We all wear many hats in life. For me, this includes wearing many hats in my professional life.
One of the things that first attracted me to the field of physical therapy was the variety of skills needed in the profession. Everyday, when working with my clients, I had to be a good listener, an investigator, a problem solver and a teacher. As a partner in our practice, I see the details, work with the numbers, work through problems logically and even deal with equipment when it needs fixing. It’s all in a day’s work in a small, independent practice like Foothills.
Outside the office, there’s one hat that I’ve been wearing for many years: the policy hat.
Early in my career, I was asked to help with research on legislative issues in physical therapy. This work started as online searches for examples of law from other states, or studies that supported the need for physical therapy education standards. I liked this work and found it interesting and thought provoking. Then one day, I was asked to testify at a legislative hearing. To say I was nervous was an understatement. I had to hold my hands firmly on the table to keep the legislators from seeing them shake. I did well and, as a result, was encouraged to continue this part of my work.
Several years later, I was asked to become a member of the advisory committee of physical therapy to the board of medicine here in New Hampshire. My application was accepted and I was appointed by the Governor. It took some time to really understand my new role. As a committee member, I was to represent the public, not the profession as a whole. “What is best for the public?” became my mantra. Patients’ needs had to come first.

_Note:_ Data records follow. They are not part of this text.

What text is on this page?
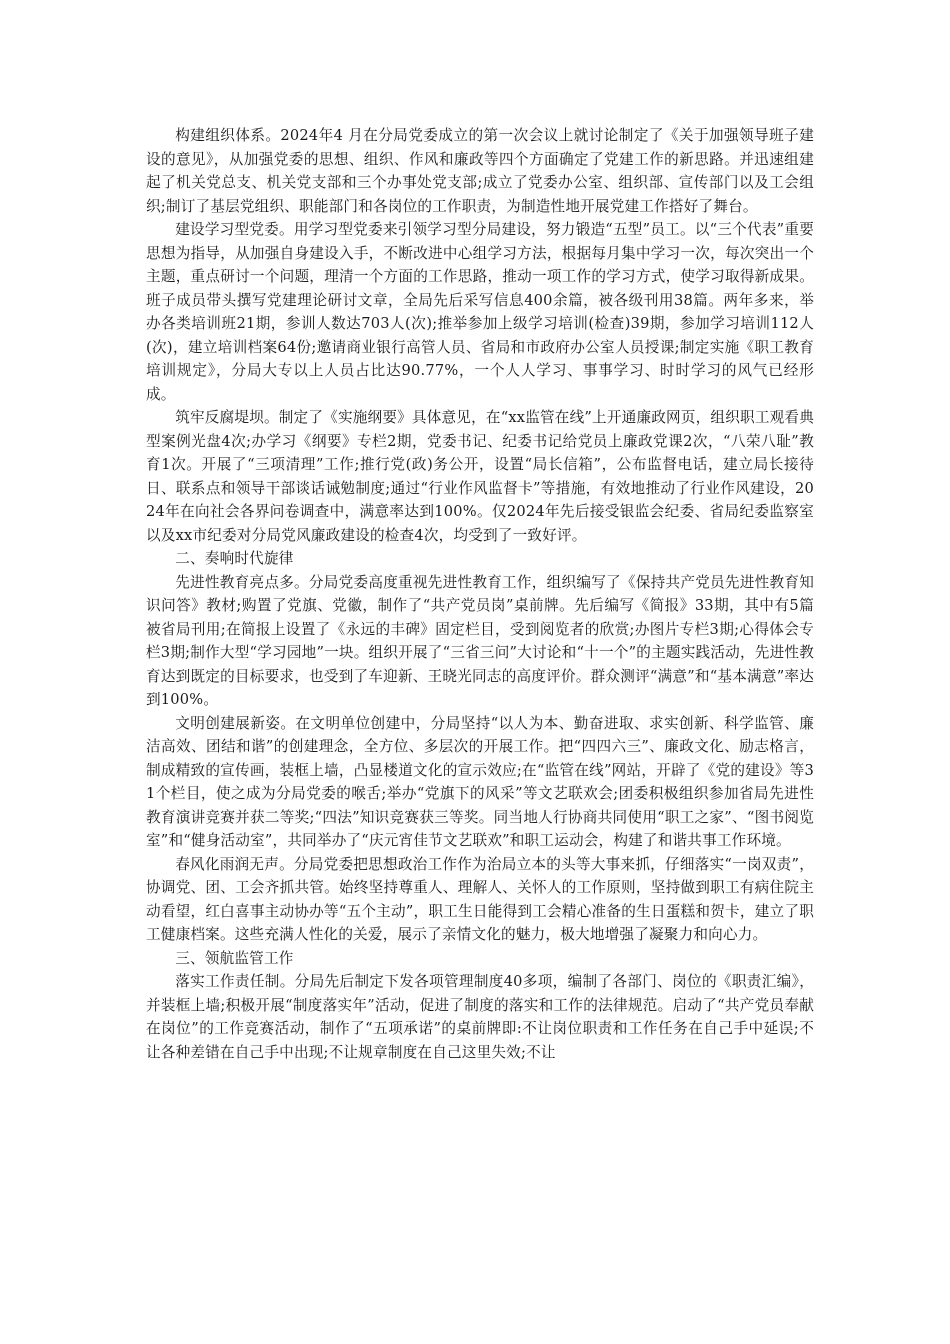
构建组织体系。2024年4 月在分局党委成立的第一次会议上就讨论制定了《关于加强领导班子建设的意见》，从加强党委的思想、组织、作风和廉政等四个方面确定了党建工作的新思路。并迅速组建起了机关党总支、机关党支部和三个办事处党支部;成立了党委办公室、组织部、宣传部门以及工会组织;制订了基层党组织、职能部门和各岗位的工作职责，为制造性地开展党建工作搭好了舞台。

建设学习型党委。用学习型党委来引领学习型分局建设，努力锻造“五型”员工。以“三个代表”重要思想为指导，从加强自身建设入手，不断改进中心组学习方法，根据每月集中学习一次，每次突出一个主题，重点研讨一个问题，理清一个方面的工作思路，推动一项工作的学习方式，使学习取得新成果。班子成员带头撰写党建理论研讨文章，全局先后采写信息400余篇，被各级刊用38篇。两年多来，举办各类培训班21期，参训人数达703人(次);推举参加上级学习培训(检查)39期，参加学习培训112人(次)，建立培训档案64份;邀请商业银行高管人员、省局和市政府办公室人员授课;制定实施《职工教育培训规定》，分局大专以上人员占比达90.77%，一个人人学习、事事学习、时时学习的风气已经形成。

筑牢反腐堤坝。制定了《实施纲要》具体意见，在“xx监管在线”上开通廉政网页，组织职工观看典型案例光盘4次;办学习《纲要》专栏2期，党委书记、纪委书记给党员上廉政党课2次，“八荣八耻”教育1次。开展了“三项清理”工作;推行党(政)务公开，设置“局长信箱”，公布监督电话，建立局长接待日、联系点和领导干部谈话诫勉制度;通过“行业作风监督卡”等措施，有效地推动了行业作风建设，2024年在向社会各界问卷调查中，满意率达到100%。仅2024年先后接受银监会纪委、省局纪委监察室以及xx市纪委对分局党风廉政建设的检查4次，均受到了一致好评。

二、奏响时代旋律

先进性教育亮点多。分局党委高度重视先进性教育工作，组织编写了《保持共产党员先进性教育知识问答》教材;购置了党旗、党徽，制作了“共产党员岗”桌前牌。先后编写《简报》33期，其中有5篇被省局刊用;在简报上设置了《永远的丰碑》固定栏目，受到阅览者的欣赏;办图片专栏3期;心得体会专栏3期;制作大型“学习园地”一块。组织开展了“三省三问”大讨论和“十一个”的主题实践活动，先进性教育达到既定的目标要求，也受到了车迎新、王晓光同志的高度评价。群众测评“满意”和“基本满意”率达到100%。

文明创建展新姿。在文明单位创建中，分局坚持“以人为本、勤奋进取、求实创新、科学监管、廉洁高效、团结和谐”的创建理念，全方位、多层次的开展工作。把“四四六三”、廉政文化、励志格言，制成精致的宣传画，装框上墙，凸显楼道文化的宣示效应;在“监管在线”网站，开辟了《党的建设》等31个栏目，使之成为分局党委的喉舌;举办“党旗下的风采”等文艺联欢会;团委积极组织参加省局先进性教育演讲竞赛并获二等奖;“四法”知识竞赛获三等奖。同当地人行协商共同使用“职工之家”、“图书阅览室”和“健身活动室”，共同举办了“庆元宵佳节文艺联欢”和职工运动会，构建了和谐共事工作环境。

春风化雨润无声。分局党委把思想政治工作作为治局立本的头等大事来抓，仔细落实“一岗双责”，协调党、团、工会齐抓共管。始终坚持尊重人、理解人、关怀人的工作原则，坚持做到职工有病住院主动看望，红白喜事主动协办等“五个主动”，职工生日能得到工会精心准备的生日蛋糕和贺卡，建立了职工健康档案。这些充满人性化的关爱，展示了亲情文化的魅力，极大地增强了凝聚力和向心力。

三、领航监管工作

落实工作责任制。分局先后制定下发各项管理制度40多项，编制了各部门、岗位的《职责汇编》，并装框上墙;积极开展“制度落实年”活动，促进了制度的落实和工作的法律规范。启动了“共产党员奉献在岗位”的工作竞赛活动，制作了“五项承诺”的桌前牌即:不让岗位职责和工作任务在自己手中延误;不让各种差错在自己手中出现;不让规章制度在自己这里失效;不让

As a member of this committee, I learned of a national organization of members of physical therapy boards and advisory committees, the Federation of State Boards of Physical Therapy (FSBPT). I began attending meetings, developing a better understanding of my role on the advisory committee, hearing how other states worked and learning better how a licensing board works to protect the public. My interest in the legislative aspect earned me a place on the FSBPT Ethics and Legislative Committee. It was what I learned as a participant of this committee that allowed me, in conjunction with ten others, to craft and have passed legislation in New Hampshire to create an independent Physical Therapy Board.
I went on to chair the Ethics and Legislation Committee, be elected to the FSBPT Board of Directors, and ultimately be elected as President of FSBPT Board of Directors.
I also continued my work locally in the legislative arena, working with many others to change the law to allow the public to directly access physical therapy services, and to choose which physical therapy provider they want to provide those services.
Wearing the policy hat gives me a broader view than I might otherwise have, and helps me to remember all that’s at stake and how far we’ve come.
My work with legislative issues and appreciation for putting first what is best for the public is reflected in my philosophy about client education—helping clients to know that their choices matter and that they are entitled to receive complete information about their condition from me or other providers. The choice of how and with whom to receive their health care is their choice alone, and I will help them with as much information as they need to help them make those decisions.
Wearing the policy hat gives me a broader view than I might otherwise have, and helps me to remember all that’s at stake and how far we’ve come. That broad view deepens my commitment to providing quality care and first-rate information for my patients and it all ends up being pieces of the same whole. In the end, it’s really just one big hat after all. In an ever-evolving regulatory environment, it might be possible to get lost in the details, but my work at Foothills never lets me forget that it really is all about the patients.